Der Morgen dämmerte über dem kaiserlichen Jagdrevier, als Kaiser Matthias im Jahr 1619 mit seinem Gefolge durch die dichten Wälder streifte. Die Luft war kühl und klar, erfüllt vom Duft feuchter Erde und dem Ruf der Vögel. Die Jagd war an diesem Tag nicht von großem Erfolg gekrönt, doch das sollte sich schlagartig ändern – nicht durch ein erlegtes Tier, sondern durch eine Entdeckung, die den Grundstein für eines der prächtigsten Bauwerke Europas legen sollte.
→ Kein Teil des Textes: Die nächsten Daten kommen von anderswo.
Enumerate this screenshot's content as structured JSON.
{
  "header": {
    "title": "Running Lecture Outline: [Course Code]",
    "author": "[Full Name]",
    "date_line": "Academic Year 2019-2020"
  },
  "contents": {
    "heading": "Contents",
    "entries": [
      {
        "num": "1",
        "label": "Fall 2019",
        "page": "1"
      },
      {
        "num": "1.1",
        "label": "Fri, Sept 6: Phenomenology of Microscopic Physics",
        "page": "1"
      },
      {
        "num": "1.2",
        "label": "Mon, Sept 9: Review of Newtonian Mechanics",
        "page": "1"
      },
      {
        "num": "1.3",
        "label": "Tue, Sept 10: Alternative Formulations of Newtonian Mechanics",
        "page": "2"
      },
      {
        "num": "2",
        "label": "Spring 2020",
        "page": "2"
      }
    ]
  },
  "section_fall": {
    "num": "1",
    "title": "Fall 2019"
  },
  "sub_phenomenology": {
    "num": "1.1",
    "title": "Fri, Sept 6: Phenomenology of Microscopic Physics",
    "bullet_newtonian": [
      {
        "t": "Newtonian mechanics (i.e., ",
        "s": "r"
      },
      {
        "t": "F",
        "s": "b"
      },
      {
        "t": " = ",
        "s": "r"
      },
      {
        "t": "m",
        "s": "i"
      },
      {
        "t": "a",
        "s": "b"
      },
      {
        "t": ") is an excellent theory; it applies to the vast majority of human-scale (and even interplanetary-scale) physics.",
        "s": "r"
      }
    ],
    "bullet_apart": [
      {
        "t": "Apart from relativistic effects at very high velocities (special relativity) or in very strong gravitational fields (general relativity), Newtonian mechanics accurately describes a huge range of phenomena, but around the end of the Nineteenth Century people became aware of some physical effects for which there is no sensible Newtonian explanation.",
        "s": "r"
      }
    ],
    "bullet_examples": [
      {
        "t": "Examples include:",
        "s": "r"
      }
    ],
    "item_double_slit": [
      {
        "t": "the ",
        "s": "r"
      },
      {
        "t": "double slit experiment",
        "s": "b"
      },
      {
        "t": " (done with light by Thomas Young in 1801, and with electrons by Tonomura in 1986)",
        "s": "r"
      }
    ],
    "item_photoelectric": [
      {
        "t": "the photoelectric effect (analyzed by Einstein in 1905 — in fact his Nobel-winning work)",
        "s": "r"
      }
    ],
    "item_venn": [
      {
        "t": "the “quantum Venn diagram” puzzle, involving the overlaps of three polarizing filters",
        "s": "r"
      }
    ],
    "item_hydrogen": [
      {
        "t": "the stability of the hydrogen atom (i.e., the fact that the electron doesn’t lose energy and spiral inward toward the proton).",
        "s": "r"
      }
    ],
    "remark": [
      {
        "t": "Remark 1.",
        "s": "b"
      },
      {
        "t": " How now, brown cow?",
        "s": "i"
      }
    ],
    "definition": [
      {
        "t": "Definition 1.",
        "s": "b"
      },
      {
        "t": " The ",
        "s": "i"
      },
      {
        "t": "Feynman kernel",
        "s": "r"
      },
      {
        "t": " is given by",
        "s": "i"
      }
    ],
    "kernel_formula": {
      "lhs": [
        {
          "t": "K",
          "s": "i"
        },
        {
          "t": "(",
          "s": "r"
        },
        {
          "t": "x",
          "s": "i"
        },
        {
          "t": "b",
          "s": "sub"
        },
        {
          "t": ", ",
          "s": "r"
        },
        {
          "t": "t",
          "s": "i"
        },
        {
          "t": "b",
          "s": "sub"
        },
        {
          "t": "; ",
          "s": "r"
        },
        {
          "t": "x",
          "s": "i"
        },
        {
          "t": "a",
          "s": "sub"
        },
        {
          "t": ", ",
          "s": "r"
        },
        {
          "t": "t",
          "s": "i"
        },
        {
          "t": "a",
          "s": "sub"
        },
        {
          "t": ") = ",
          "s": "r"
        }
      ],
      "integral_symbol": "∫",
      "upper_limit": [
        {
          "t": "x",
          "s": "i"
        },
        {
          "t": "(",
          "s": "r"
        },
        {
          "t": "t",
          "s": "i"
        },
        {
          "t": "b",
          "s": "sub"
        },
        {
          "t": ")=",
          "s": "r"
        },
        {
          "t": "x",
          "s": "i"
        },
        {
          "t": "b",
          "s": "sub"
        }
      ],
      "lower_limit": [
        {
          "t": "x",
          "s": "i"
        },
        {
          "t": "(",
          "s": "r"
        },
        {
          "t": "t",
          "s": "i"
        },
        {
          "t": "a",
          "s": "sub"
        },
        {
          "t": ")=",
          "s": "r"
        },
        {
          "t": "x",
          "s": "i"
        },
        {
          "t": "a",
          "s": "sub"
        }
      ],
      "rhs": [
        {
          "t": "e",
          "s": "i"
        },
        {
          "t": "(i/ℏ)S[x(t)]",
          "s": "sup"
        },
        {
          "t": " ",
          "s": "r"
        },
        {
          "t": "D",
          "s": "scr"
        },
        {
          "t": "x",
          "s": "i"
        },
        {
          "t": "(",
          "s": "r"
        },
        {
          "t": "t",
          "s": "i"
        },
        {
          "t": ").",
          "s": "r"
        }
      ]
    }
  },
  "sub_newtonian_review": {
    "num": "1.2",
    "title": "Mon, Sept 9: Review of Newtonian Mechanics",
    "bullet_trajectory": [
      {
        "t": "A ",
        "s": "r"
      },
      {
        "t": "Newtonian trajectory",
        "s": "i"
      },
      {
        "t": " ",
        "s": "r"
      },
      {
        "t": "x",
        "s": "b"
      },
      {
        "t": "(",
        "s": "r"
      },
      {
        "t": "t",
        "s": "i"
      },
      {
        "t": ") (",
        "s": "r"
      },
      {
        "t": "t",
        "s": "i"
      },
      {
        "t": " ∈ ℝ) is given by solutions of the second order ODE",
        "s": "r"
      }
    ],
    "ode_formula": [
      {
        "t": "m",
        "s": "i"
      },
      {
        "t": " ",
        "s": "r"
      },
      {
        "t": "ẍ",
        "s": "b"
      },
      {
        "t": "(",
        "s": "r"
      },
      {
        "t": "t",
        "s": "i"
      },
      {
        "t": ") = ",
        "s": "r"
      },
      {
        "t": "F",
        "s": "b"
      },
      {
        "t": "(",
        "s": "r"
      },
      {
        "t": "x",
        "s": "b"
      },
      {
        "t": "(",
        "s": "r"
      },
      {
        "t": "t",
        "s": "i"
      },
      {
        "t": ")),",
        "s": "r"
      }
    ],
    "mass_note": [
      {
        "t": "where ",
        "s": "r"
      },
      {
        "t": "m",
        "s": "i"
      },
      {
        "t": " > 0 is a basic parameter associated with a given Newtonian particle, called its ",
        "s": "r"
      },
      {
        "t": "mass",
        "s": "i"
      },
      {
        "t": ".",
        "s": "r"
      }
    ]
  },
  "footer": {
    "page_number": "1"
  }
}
Der Kaiser, durstig von der Anstrengung, ließ sich von seinen Jägern zu einer vermuteten Wasserstelle führen. Was er dort vorfand, übertraf jedoch alle Erwartungen. Zwischen moosbewachsenen Steinen sprudelte eine Quelle hervor, deren Wasser von einer solchen Klarheit und Reinheit war, dass es fast unwirklich schien. Das Sonnenlicht brach sich in der Oberfläche und ließ sie wie flüssiges Kristall erscheinen.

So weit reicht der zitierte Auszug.